De architecten-adviseurs beseffen dat het nieuwe en het bestaande elkaar moeten 'verdragen, respecteren en versterken’. Om erachter te komen welke mogelijkheden de binnenstad biedt hebben ze al het aanwezige, ook rondom het plangebied, geïnventariseerd: de bereikbaarheid nu en straks, de historische ontwikkeling, de grootte en de functies van de bestaande gebruikseenheden, het aanwezig zijn van afwisselende activiteiten, het vermogen tot het opnemen van zo verscheiden mogelijke functies, waardevolle stedenbouwkundige gegevenheden.
Wie concrete plannen zoekt, zal er niets van zijn gading in vinden, maar wie een visie zoekt op stadskernvernieuwing in het algemeen of wil weten hoe men het bestaande kan inventariseren, zal het geboeid lezen. Het is voorzien van veel kaarten, schetsen en foto’s.
Tussen de discussienota van O.B.W. en M.B.O. enerzijds en de visie van Van de Broek en Bakema en Hertzberger anderzijds valt bij aandachtige lezing dus nog wel enig inzicht te bespeuren. Zowel ten aanzien van het wonen en het verkeer als ten aanzien van de omvang van het plangebied. De architecten hebben namelijk ook het gebied ten oosten van de Vestdijk bij het plan betrokken, stilletjes geannexeerd als het ware.

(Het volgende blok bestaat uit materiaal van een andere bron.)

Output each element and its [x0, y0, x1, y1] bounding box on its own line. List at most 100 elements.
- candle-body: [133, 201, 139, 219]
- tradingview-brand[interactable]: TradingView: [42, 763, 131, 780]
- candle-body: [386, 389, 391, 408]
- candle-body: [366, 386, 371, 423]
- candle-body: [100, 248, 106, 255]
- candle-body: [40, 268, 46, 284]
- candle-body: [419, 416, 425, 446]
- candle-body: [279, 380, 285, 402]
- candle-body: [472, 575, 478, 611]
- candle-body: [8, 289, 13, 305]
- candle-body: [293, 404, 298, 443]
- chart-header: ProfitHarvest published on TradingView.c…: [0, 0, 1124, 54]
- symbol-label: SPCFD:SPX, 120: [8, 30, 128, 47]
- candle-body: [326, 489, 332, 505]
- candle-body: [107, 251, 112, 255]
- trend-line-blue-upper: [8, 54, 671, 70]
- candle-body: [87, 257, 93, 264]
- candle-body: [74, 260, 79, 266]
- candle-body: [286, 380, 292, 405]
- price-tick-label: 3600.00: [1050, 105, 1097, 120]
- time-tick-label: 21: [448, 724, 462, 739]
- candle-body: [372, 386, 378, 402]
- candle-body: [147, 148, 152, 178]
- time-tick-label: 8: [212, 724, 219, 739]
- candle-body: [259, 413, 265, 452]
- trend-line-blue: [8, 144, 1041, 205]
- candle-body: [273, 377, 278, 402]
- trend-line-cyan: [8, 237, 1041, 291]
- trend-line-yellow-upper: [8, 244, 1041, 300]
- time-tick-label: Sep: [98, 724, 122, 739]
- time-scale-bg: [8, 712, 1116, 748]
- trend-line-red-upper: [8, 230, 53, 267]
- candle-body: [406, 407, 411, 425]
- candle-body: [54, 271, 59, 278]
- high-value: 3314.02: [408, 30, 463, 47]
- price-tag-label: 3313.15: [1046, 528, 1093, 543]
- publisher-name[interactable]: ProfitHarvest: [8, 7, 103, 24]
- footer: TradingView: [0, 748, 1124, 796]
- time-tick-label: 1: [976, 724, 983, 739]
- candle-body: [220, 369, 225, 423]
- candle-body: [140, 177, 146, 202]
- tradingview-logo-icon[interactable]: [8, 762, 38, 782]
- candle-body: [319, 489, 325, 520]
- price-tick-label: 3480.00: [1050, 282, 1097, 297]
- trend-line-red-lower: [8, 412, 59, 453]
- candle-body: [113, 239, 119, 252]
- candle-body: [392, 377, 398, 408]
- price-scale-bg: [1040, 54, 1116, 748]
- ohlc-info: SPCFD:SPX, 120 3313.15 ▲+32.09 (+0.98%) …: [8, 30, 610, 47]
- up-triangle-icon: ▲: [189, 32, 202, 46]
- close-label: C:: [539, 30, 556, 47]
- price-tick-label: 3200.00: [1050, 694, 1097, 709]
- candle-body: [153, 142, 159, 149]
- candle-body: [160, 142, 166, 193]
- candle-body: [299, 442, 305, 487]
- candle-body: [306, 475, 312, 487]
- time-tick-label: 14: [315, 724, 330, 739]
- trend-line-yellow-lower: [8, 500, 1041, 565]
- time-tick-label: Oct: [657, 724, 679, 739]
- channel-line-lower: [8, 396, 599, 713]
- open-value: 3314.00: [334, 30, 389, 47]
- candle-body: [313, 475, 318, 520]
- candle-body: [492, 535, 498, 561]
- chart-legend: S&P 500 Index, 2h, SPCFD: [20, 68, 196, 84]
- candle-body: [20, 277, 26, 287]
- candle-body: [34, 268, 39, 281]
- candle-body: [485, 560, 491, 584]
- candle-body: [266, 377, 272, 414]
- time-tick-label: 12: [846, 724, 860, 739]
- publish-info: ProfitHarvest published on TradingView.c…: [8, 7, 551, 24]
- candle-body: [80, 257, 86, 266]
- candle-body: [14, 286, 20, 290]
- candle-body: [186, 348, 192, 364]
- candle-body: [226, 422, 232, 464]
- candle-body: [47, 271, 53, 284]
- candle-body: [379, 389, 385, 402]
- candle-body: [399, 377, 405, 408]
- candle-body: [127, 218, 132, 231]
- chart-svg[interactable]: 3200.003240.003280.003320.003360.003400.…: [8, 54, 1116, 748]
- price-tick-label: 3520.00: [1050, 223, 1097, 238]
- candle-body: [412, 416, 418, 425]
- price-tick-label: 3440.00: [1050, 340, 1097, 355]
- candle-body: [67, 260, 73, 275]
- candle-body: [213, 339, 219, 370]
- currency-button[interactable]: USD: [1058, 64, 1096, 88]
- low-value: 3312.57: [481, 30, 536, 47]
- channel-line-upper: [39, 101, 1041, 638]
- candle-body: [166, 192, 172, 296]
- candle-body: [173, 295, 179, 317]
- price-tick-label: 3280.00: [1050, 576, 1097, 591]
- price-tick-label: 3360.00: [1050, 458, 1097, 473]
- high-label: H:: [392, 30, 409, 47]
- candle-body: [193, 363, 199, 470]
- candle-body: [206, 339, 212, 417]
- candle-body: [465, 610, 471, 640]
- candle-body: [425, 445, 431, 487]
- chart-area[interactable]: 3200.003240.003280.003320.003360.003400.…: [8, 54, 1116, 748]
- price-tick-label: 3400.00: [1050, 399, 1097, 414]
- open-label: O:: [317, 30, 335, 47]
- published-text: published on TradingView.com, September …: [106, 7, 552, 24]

De discussienota en de visie zijn gezamenlijk door de Nederlandsche Middenstand Financierings Maatschappij voor Bedrijfsobjecten N.V. gepubliceerd onder de titel 'Doorlichting en doelstelling voor een stukje binnenstad van Eindhoven’, verkrijgbaar door storting van ƒ 20,- op postrekening nr. 295840 ten name van M.B.O. te Amsterdam. Een boeiende brochure voor iedereen, die zich met stadskernvernieuwing bezighoudt.